Five-star, silver-rated PIMCO Monthly Income is a fixed income fund that invests primarily in non-Canadian dollar fixed income instruments of varying maturities. According to PIMCO, the fund seeks maximum current income consistent with the preservation of capital and prudent investment management.
It may be an attractive option for income-oriented investors who seek a bond investment offering the potential for a relatively high and consistent stream of income with an emphasis on high-quality fixed income securities.
The fund came to Morningstar analysts Michael Dobson and Danielle LeClair’s attention because it is a well-run strategy managed by a best-in-class fixed-income firm.
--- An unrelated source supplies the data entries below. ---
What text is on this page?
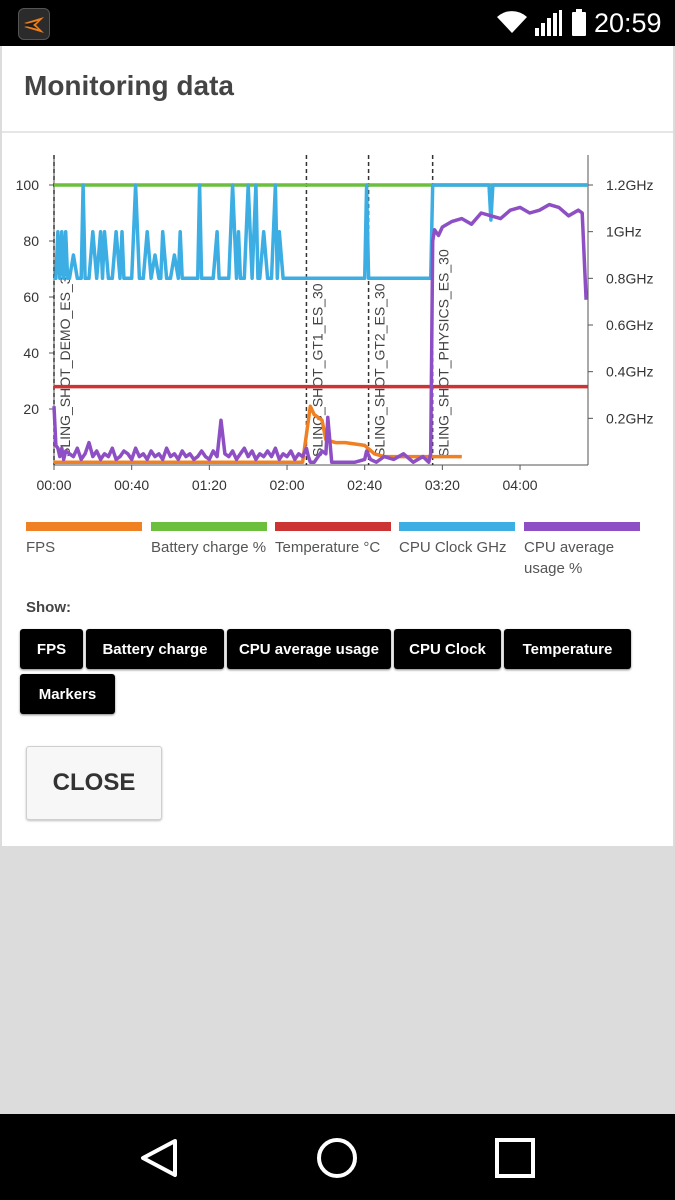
20:59
Monitoring data
100
80
60
40
20
1.2GHz
1GHz
0.8GHz
0.6GHz
0.4GHz
0.2GHz
00:00	00:40	01:20	02:00	02:40	03:20	04:00
SLING_SHOT_DEMO_ES_30	SLING_SHOT_GT1_ES_30	SLING_SHOT_GT2_ES_30	SLING_SHOT_PHYSICS_ES_30
FPS	Battery charge % Temperature °C	CPU Clock GHz	CPU average usage %
Show:
FPS	Battery charge	CPU average usage	CPU Clock	Temperature
Markers
CLOSE
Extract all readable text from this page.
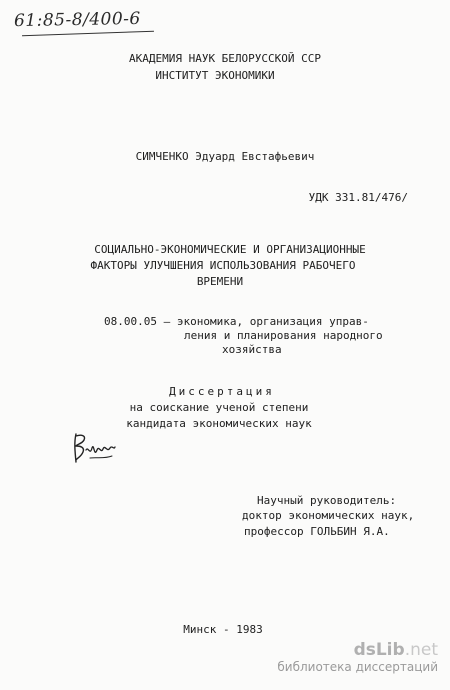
61:85-8/400-6
АКАДЕМИЯ НАУК БЕЛОРУССКОЙ ССР
ИНСТИТУТ ЭКОНОМИКИ
СИМЧЕНКО Эдуард Евстафьевич
УДК 331.81/476/
СОЦИАЛЬНО-ЭКОНОМИЧЕСКИЕ И ОРГАНИЗАЦИОННЫЕ
ФАКТОРЫ УЛУЧШЕНИЯ ИСПОЛЬЗОВАНИЯ РАБОЧЕГО
ВРЕМЕНИ
08.00.05 — экономика, организация управ-
ления и планирования народного
хозяйства
Диссертация
на соискание ученой степени
кандидата экономических наук
Научный руководитель:
доктор экономических наук,
профессор ГОЛЬБИН Я.А.
Минск - 1983
dsLib.net
библиотека диссертаций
The U.S.-domiciled vehicle, the PIMCO Income Fund, earns a High People Pillar and Above Average Process Pillar rating.
So far in 2023, the PIMCO Monthly Income Fund has earned 1.51%, beating its category, which earned an average of 0.7%. The fund has a management expense ratio of 0.84%.
Why is PIMCO Monthly Income Fund Worth Considering?
The PIMCO Monthly Income Fund strategy is a multisector fixed-income fund that allocates across higher-yielding and higher-quality assets with a flexible credit philosophy to keep afloat in volatile markets. CIO Dan Ivascyn and managers Alfred Murata and Josh Anderson have managed the fund since its 2011 inception.
“Both Ivascyn and Murata are past Morningstar Managers of the Year winners and have shown their ability to guide the fund’s objectives through multiple market environments. The income focus of the strategy results in exposure to higher-yielding sectors such as high-yield corporates and non-U.S. bonds,” Dobson and LeClair point out. They add that residential mortgages play an important role in the fund’s success and stability, differentiating it from peers.
“PIMCO’s expertise helps it navigate a segment of the market other managers shy away from. The fund also benefits from PIMCO’s macro research. Although the Canada-domiciled vehicle is a copy of the U.S.-domiciled vehicle, regulatory differences and cash flows can result in some slight holdings differences,” Dobson and LeClair say.